What must they think as they lie there during the long dark hours between twilight and the late winter morning? Like the sentry, many of them must wonder if it is worth while. These are people, most of them, who have lived by their labour. What will they do when the war is over, or when, having made such recovery as they may, the hospital opens its doors and must perforce turn them out on the very threshold of war?
And yet they cling to life. I met a man who crossed the Channel—I believe it was from Flushing—with the first lot of hopelessly wounded English prisoners who had been sent home to England from Germany in exchange for as many wrecked and battered Germans on their way back to the Fatherland.
One young boy was all eagerness. His home was on the cliff above the harbour which was their destination. He alternately wept and cheered.
“They’ll be glad enough to see me, all right,” he said. “It’s six months since they heard from me. More than likely they think I’m lying over there with some of the other chaps.”
He was in a wheeled chair. In his excitement the steamer rug slipped down. Both his legs were gone above the knees!
Our hands were full. The General had picked up a horseshoe on the street at Ypres and given it to me to bring me luck; the Commandant had the framed pictures. The General carried the gargoyle wrapped in a newspaper. I had the nose of the shell.
We walked through the courtyard, with its broken fountain and cracked walks, out to the machine. The password for the night was “Ecosse,” which means “Scotland.” The General gave the word to the orderly and we went on again toward Poperinghe, where we were to have coffee.
The firing behind us had ceased. Possibly the German gunners were having coffee also. We went at our usual headlong speed through almost empty roads. Now and then a lantern waved. We checked our headlong speed to give the password, and on again. More lanterns; more challenges.
Since we passed, a few hours before, another car had been wrecked by the road. One sees these cars everywhere, lying on their sides, turned turtle in ditches, bent and twisted against trees. No one seems to be hurt in these accidents; at least one hears nothing of them, if they are. And now we were back at Poperinghe again.

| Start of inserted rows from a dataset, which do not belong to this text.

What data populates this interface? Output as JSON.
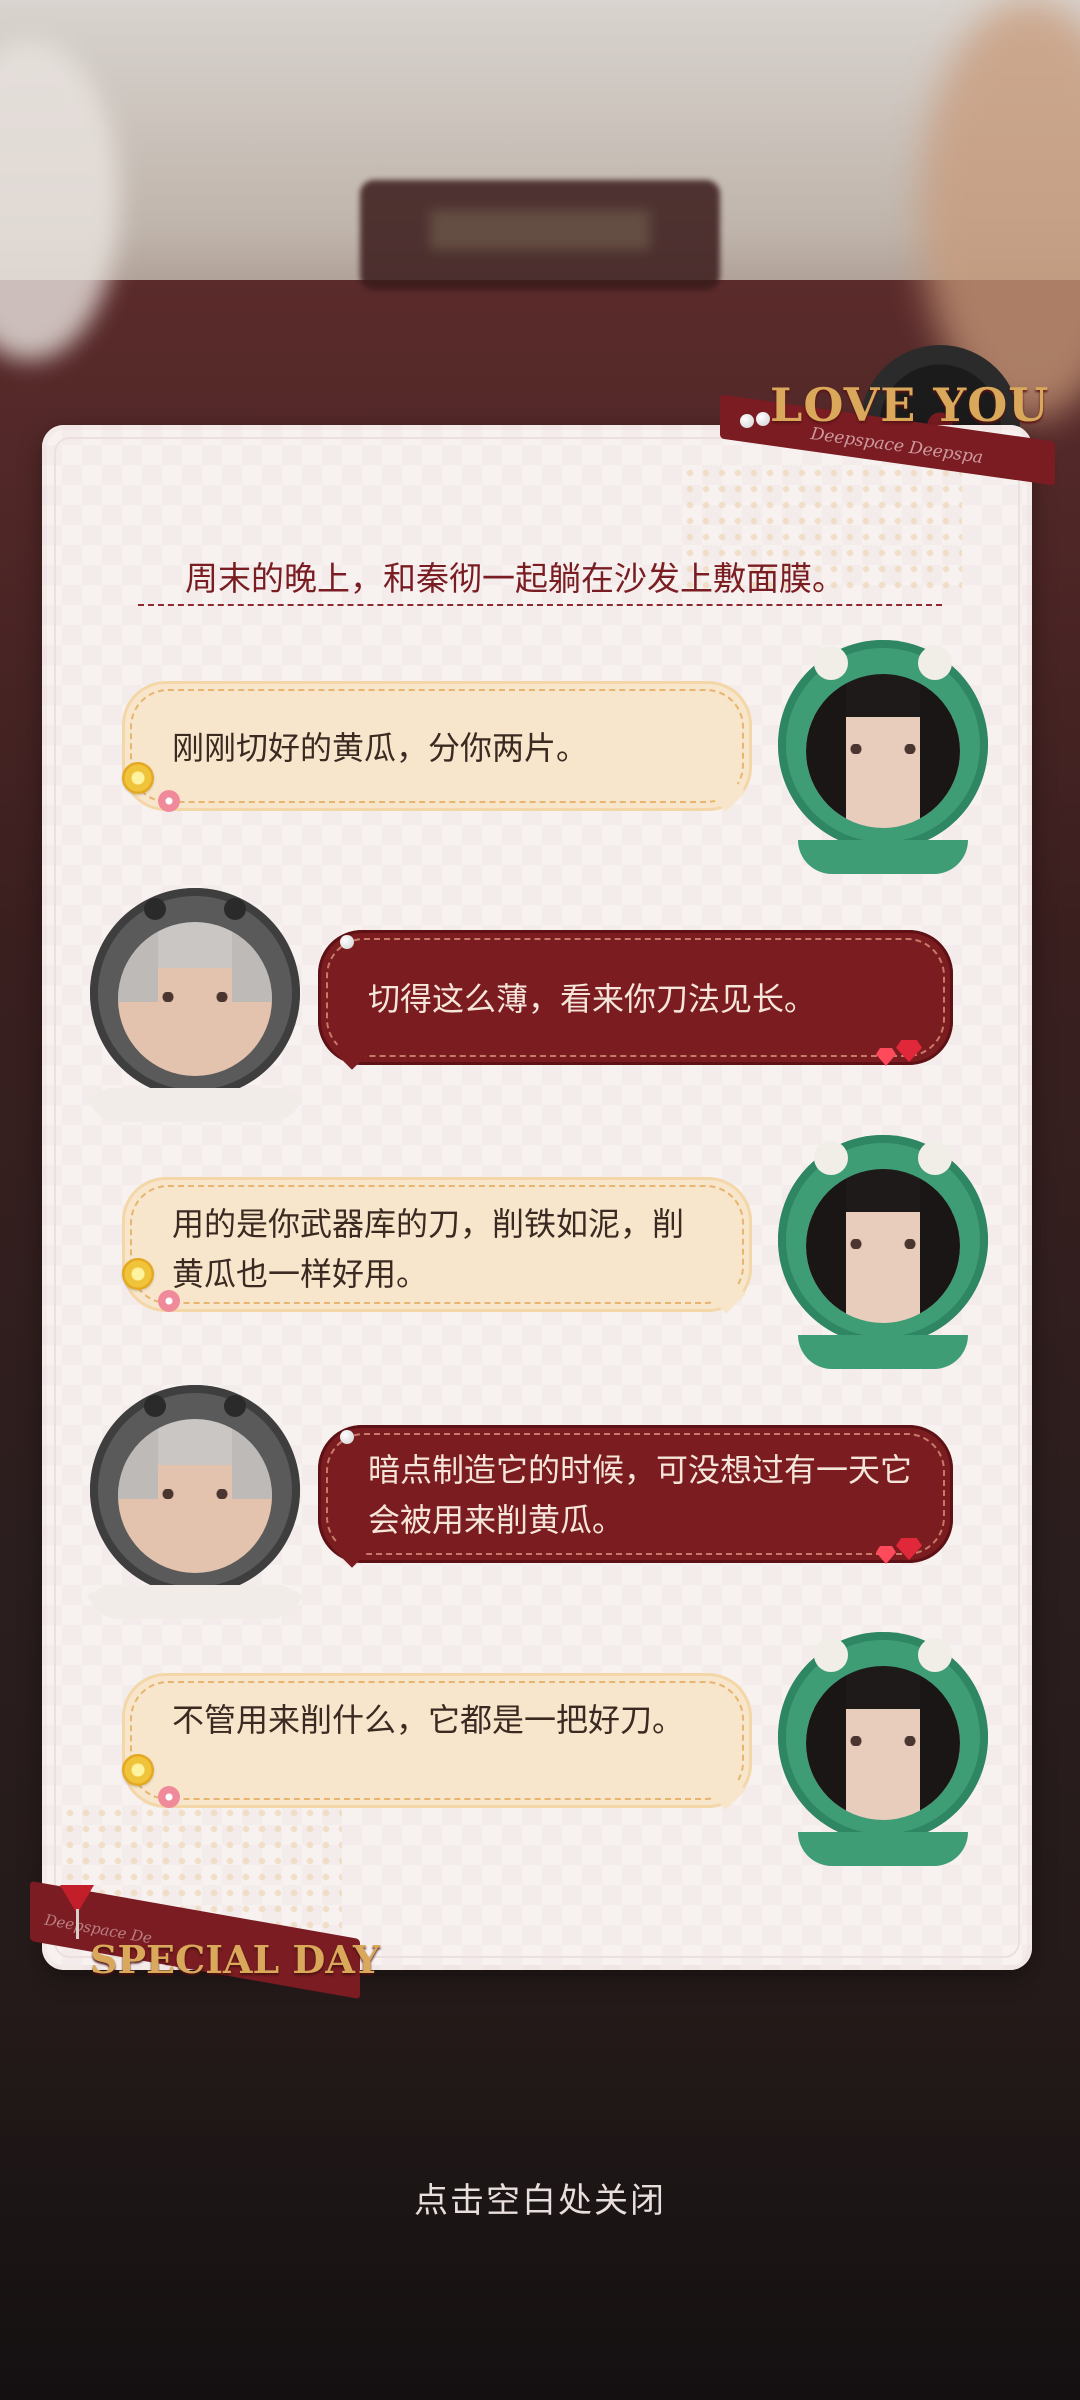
{
  "letter": {
    "header_text": "周末的晚上，和秦彻一起躺在沙发上敷面膜。",
    "ribbon_top": {
      "title": "LOVE YOU",
      "subtitle": "Deepspace Deepspa"
    },
    "ribbon_bottom": {
      "title": "SPECIAL DAY",
      "subtitle": "Deepspace De"
    }
  },
  "messages": [
    {
      "speaker": "her",
      "text": "刚刚切好的黄瓜，分你两片。"
    },
    {
      "speaker": "him",
      "text": "切得这么薄，看来你刀法见长。"
    },
    {
      "speaker": "her",
      "text": "用的是你武器库的刀，削铁如泥，削黄瓜也一样好用。"
    },
    {
      "speaker": "him",
      "text": "暗点制造它的时候，可没想过有一天它会被用来削黄瓜。"
    },
    {
      "speaker": "her",
      "text": "不管用来削什么，它都是一把好刀。"
    }
  ],
  "footer": {
    "close_hint": "点击空白处关闭"
  },
  "colors": {
    "accent_red": "#7b1c20",
    "bubble_her": "#f8e6cc",
    "avatar_her_frame": "#3f9d76",
    "avatar_him_frame": "#5a5a5a",
    "ribbon_gold": "#d9a85a"
  },
  "icons": {
    "her_avatar": "dinosaur-hood-avatar",
    "him_avatar": "penguin-hood-avatar",
    "coin": "coin-badge-icon",
    "flower": "flower-badge-icon",
    "gem": "ruby-gem-icon"
  }
}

The Commandant had his headquarters in the house of a notary. Except in one instance, all the houses occupied by the headquarters’ staffs that I visited were the houses of notaries. Perhaps the notary is the important man of a French town. I do not know.
This was a double house with a centre hall, a house of some pretension in many ways. But it had only one lamp. When we went from one room to another we took the lamp with us. It was not even a handsome lamp. In that very comfortable house it was one of the many anomalies of war.